Sustenta a parte autora que, na condição de beneficiária de aposentadoria por invalidez, não contratou nem autorizou o refinanciamento do empréstimo consignado nº 509613419, cujos descontos em seu benefício previdenciário tiveram início em 01/02/2026, afirmando, ainda, que não recebeu qualquer valor decorrente da operação, razão pela qual suspeita ter sido vítima de fraude. Alega ser portadora de transtorno afetivo bipolar e necessitar de assistência permanente, defendendo a nulidade da contratação e a indevida redução de sua verba de natureza alimentar. Ao final, requer, em tutela de urgência, a suspensão dos descontos e, no mérito, a declaração de inexistência/nulidade do contrato, a restituição em dobro dos valores descontados e a condenação do réu ao pagamento de indenização por danos morais no valor de R$ 30.000,00 (trinta mil reais).
Em sede de contestação, o banco réu suscita, preliminarmente, a ausência de interesse de agir,arguindo a ausência de prévia tentativa de solução administrativa. No mérito, afirma que o contrato nº 509613419 foi regularmente celebrado pela autora, mediante assinatura eletrônica, reconhecimento facial e validação de documentos, tendo sido disponibilizado o valor de R$ 3.832,89 em sua conta, além de defender a plena capacidade civil da requerente. Alega, assim, a inexistência de falha na prestação do serviço ou ato ilícito, pugnando pela improcedência dos pedidos de declaração de nulidade do contrato, restituição dos valores e indenização por danos morais, bem como pela rejeição da inversão do ônus da prova. Subsidiariamente, requer a compensação dos valores eventualmente disponibilizados à autora e, caso reconhecido o dano moral, a redução do montante indenizatório, além da condenação da parte autora ao pagamento das custas e honorários advocatícios.

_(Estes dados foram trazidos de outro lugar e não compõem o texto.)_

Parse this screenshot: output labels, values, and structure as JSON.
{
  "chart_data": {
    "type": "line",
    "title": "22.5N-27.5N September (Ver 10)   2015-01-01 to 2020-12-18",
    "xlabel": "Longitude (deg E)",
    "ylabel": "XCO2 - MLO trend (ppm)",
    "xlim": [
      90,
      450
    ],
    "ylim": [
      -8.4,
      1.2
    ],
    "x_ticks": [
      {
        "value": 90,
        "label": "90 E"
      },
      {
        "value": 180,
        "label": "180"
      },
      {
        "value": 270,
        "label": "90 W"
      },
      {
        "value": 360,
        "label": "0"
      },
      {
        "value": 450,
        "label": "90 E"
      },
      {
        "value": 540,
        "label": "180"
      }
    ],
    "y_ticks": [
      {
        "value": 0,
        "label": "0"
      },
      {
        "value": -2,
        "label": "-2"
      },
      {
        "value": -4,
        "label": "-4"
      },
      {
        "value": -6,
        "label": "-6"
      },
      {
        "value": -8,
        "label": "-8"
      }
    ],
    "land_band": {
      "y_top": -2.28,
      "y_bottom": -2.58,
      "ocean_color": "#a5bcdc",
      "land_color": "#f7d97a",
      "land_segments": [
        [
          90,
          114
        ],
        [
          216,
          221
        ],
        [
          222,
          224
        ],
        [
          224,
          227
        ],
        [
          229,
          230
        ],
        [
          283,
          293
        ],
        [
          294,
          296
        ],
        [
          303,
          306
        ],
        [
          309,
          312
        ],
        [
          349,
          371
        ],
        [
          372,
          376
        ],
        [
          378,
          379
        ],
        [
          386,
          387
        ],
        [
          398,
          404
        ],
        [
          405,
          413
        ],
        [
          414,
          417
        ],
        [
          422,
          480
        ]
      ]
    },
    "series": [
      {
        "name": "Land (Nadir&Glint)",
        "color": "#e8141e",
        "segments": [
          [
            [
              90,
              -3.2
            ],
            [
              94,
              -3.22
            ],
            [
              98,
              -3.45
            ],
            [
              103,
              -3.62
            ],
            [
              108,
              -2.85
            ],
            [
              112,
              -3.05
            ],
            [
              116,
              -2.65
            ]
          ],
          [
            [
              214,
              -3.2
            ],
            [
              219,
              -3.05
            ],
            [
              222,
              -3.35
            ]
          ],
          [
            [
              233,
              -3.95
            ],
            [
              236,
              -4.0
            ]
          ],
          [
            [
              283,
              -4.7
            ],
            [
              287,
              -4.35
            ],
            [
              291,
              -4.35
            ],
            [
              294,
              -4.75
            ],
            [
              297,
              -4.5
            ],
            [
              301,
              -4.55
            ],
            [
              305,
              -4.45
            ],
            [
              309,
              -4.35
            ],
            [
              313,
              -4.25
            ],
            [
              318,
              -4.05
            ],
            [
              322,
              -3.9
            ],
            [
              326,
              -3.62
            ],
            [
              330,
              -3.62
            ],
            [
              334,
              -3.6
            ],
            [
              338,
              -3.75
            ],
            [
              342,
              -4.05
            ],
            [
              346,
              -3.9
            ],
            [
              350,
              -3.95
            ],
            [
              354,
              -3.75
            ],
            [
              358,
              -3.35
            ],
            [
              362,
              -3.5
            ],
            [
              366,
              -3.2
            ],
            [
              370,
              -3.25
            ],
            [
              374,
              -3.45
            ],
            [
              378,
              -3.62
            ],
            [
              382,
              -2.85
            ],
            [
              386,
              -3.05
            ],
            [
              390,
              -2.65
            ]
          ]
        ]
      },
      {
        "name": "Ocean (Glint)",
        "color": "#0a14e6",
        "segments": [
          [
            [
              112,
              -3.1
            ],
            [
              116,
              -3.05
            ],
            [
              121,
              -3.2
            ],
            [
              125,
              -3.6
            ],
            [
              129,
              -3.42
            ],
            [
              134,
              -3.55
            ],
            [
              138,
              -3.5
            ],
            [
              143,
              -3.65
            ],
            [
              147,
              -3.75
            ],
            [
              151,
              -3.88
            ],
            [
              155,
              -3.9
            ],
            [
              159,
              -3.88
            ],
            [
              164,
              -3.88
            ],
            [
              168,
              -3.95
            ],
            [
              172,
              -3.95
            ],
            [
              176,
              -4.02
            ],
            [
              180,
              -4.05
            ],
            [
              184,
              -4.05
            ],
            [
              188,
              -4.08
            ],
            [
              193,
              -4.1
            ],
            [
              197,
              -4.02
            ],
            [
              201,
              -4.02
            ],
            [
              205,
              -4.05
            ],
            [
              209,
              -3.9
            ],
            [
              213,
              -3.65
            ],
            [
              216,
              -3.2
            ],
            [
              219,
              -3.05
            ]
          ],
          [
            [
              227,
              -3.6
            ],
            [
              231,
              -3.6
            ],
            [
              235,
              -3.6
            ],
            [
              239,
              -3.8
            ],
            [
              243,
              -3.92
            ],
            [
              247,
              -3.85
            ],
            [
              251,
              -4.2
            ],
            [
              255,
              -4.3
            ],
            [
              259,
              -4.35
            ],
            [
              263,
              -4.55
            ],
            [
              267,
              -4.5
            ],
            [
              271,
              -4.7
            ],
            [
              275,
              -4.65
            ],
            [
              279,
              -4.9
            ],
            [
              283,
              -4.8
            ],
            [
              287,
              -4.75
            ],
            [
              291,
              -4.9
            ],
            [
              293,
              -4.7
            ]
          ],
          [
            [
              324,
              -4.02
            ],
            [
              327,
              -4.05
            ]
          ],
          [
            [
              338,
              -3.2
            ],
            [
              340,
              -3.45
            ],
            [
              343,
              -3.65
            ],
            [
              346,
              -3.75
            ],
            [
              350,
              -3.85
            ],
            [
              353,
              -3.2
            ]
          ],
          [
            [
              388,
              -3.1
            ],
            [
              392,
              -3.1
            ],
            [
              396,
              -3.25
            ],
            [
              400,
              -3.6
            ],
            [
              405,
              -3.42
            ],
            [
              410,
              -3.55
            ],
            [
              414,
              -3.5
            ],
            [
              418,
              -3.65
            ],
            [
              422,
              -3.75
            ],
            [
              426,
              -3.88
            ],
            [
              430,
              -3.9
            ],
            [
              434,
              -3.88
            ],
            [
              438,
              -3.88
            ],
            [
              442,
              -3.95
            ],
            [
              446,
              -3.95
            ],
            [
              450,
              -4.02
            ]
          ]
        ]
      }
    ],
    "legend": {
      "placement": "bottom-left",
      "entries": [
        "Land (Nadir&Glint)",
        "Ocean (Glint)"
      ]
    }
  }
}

A parte autora apresentou impugnação à contestação, requerendo o afastamento da preliminar de ausência de interesse de agir e reafirmou que jamais contratou o empréstimo nº 509613419, impugnando os contratos, assinaturas eletrônicas, selfies e telas sistêmicas apresentados pelo banco. Sustentou que tais documentos não comprovam manifestação válida de vontade, cabendo à instituição financeira demonstrar a regularidade da contratação. Alegou, ainda, que não houve liberação de valores, defendeu a ocorrência de danos morais e a restituição em dobro dos descontos indevidos, bem como a inversão do ônus da prova, requerendo a rejeição da contestação e a procedência dos pedidos iniciais.

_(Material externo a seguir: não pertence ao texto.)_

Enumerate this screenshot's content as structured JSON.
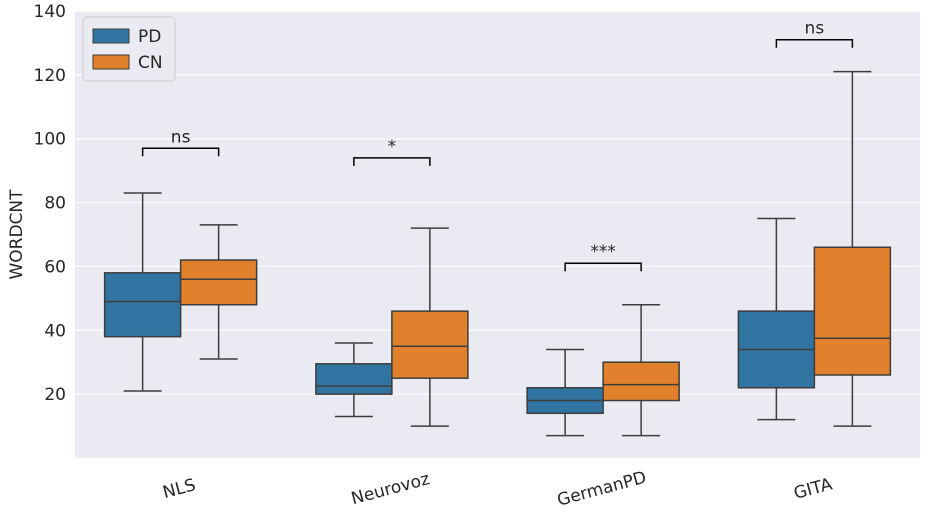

Intimadas a especificarem as provas que pretendiam produzir, ambas as partes pugnaram pelo julgamento antecipado do mérito.
É o relatório.
II – FUNDAMENTAÇÃO
II.I - Preliminar - Ausência de interesse de agir
Sustenta o banco réu que a parte autora carece de interesse de agir, uma vez que não buscou solucionar o conflito administrativamente.
Como cediço, o interesse processual decorre da necessidade e da utilidade da tutela jurisdicional para a proteção do direito material alegadamente violado.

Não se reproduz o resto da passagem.